Modéstia à parte, meu salário é um dinheiro bem gasto. Sou eficiente e honesta e meu trabalho ajuda a garantir o acesso de milhões de pessoas a um serviço de utilidade pública bem avaliado pelos usuários e que precisa estar disponível 24 horas por dia e recebo apenas pelas horas que passo diariamente nas repartições espalhadas pela cidade (obviamente, não me pagam pelo transporte público extra que preciso usar para ir de um local a outro onde minha presença é requisitada, nem pelo trabalho que levo para casa).
Até um mês atrás, 11% desse salário ia para a previdência, entre outros descontos. No próximo contracheque já avisaram que vai subir pra sei lá quanto (alguma coisa de 14 a 16%). O resto vai todo de volta para as mãos da nossa valorosa iniciativa privada, essas pessoas lindas que me chamam de parasita mas que só esse ano já me obrigaram a abrir umas trocentas reclamações por tudo quanto é tentativa de golpe.
Se você não estiver contente com meu trabalho, você terá uma ouvidoria para reclamar. Ou então fazer como os mais impacientes, pegar os telefones da diretoria ou da presidência disponíveis publicamente na internet (e não algum 0300 que vai ficar te enrolando) e botar a boca no trombone. Acredite, eu vou me dar muito mal. Eles sabem te destruir como ninguém em um órgão público. E providências serão tomadas (com resultados variados conforme os recursos disponibilizados pelos chefões do governo, claro). Os canais existem, desde que você não esteja entre aqueles brasileiros covardes e preguiçosos que morrem de medo de reclamar e exigir seus direitos.

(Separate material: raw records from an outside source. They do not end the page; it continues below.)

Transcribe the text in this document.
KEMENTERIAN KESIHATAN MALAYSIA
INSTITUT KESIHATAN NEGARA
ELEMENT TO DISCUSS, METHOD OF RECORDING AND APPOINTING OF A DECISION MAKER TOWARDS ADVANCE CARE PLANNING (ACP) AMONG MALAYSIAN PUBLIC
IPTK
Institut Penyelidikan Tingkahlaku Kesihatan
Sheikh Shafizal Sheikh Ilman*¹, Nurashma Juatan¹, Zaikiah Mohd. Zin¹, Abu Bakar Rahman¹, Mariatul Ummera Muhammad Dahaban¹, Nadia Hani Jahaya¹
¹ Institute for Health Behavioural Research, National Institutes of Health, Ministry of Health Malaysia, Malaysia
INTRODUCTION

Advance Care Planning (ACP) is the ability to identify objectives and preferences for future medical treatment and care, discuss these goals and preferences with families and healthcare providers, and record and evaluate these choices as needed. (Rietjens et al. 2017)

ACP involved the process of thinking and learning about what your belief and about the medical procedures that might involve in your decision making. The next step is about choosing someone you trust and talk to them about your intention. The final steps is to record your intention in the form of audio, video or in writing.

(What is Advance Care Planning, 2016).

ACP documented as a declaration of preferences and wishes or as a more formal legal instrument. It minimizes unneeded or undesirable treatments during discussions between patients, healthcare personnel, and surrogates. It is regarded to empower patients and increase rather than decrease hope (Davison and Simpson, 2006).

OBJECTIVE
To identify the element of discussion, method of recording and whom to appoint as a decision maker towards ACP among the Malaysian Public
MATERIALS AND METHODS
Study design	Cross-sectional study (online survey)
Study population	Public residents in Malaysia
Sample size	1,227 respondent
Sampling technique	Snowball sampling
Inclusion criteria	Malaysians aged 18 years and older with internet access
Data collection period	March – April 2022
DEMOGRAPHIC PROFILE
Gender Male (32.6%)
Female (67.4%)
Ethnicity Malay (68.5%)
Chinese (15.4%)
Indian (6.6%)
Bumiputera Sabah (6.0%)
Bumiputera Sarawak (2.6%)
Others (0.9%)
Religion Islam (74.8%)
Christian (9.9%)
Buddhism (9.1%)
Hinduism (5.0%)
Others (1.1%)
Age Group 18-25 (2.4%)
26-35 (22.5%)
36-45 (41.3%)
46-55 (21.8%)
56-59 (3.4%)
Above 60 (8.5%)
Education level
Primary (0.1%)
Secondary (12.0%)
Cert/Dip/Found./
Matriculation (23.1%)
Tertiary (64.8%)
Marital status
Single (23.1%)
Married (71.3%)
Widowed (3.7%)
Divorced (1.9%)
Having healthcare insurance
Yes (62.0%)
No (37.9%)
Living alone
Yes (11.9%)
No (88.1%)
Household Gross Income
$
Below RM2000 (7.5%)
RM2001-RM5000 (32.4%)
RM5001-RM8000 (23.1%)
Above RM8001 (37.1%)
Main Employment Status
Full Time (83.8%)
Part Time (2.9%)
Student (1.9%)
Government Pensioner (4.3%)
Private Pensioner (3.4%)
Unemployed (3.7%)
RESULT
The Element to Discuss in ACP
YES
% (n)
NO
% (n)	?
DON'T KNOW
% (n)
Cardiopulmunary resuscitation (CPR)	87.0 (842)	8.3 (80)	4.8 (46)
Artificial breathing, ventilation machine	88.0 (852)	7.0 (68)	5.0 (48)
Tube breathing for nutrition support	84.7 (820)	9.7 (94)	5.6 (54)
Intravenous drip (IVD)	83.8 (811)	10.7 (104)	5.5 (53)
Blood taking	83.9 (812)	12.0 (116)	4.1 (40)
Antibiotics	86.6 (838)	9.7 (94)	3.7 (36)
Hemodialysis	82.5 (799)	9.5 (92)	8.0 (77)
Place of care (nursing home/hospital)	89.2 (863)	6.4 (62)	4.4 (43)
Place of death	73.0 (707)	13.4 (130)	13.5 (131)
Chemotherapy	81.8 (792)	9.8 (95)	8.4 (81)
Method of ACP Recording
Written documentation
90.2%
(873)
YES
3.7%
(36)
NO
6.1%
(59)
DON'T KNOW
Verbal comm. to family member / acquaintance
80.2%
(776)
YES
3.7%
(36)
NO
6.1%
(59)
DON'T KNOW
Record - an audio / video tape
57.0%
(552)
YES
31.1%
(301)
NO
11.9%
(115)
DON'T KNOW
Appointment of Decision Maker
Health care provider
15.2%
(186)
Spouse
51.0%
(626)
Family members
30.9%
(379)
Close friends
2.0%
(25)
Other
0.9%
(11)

Enquanto isso, em um intervalo de almoço, em um desses dias em que dá tempo de almoçar, lá vou eu cometer o enorme erro de reclamar com a gerente de um restaurante porque que os talheres e pratos que deviam estar limpos estavam com enormes crostas de comida, e a valorosa trabalhadora da iniciativa privada faz cara feia, dá de ombros e nem sequer tem a dignidade de me pedir desculpas. Ainda dão risadas pelas minhas costas quando eu desisto, largo o prato e vou tentar encontrar um lugar menos sujo.
E nem posso escolher, porque a desonestidade está em toda parte. Está nos táxis, nos supermercados, nas lojas online, nos hospitais, e eu me sinto totalmente vulnerável, porque NINGUÉM escuta minhas reclamações. Ninguém se importa.
Independente disso, essa parasita vai continuar pegando trem e ônibus lotado cheio de gente tossindo sem cobrir o rosto e, como a perfeita idiota que é, vai fazer seu trabalho honesto em um escritório sem ventilação onde o teto está caindo sobre minha cabeça e os banheiros estão fechados indefinidamente para reforma que nunca acontece por falta de recursos, enquanto continua sendo roubada pelo governo e xingada por crianças priviliegiadas em fóruns de internet ou pelos pilantras cínicos da iniciativa privada.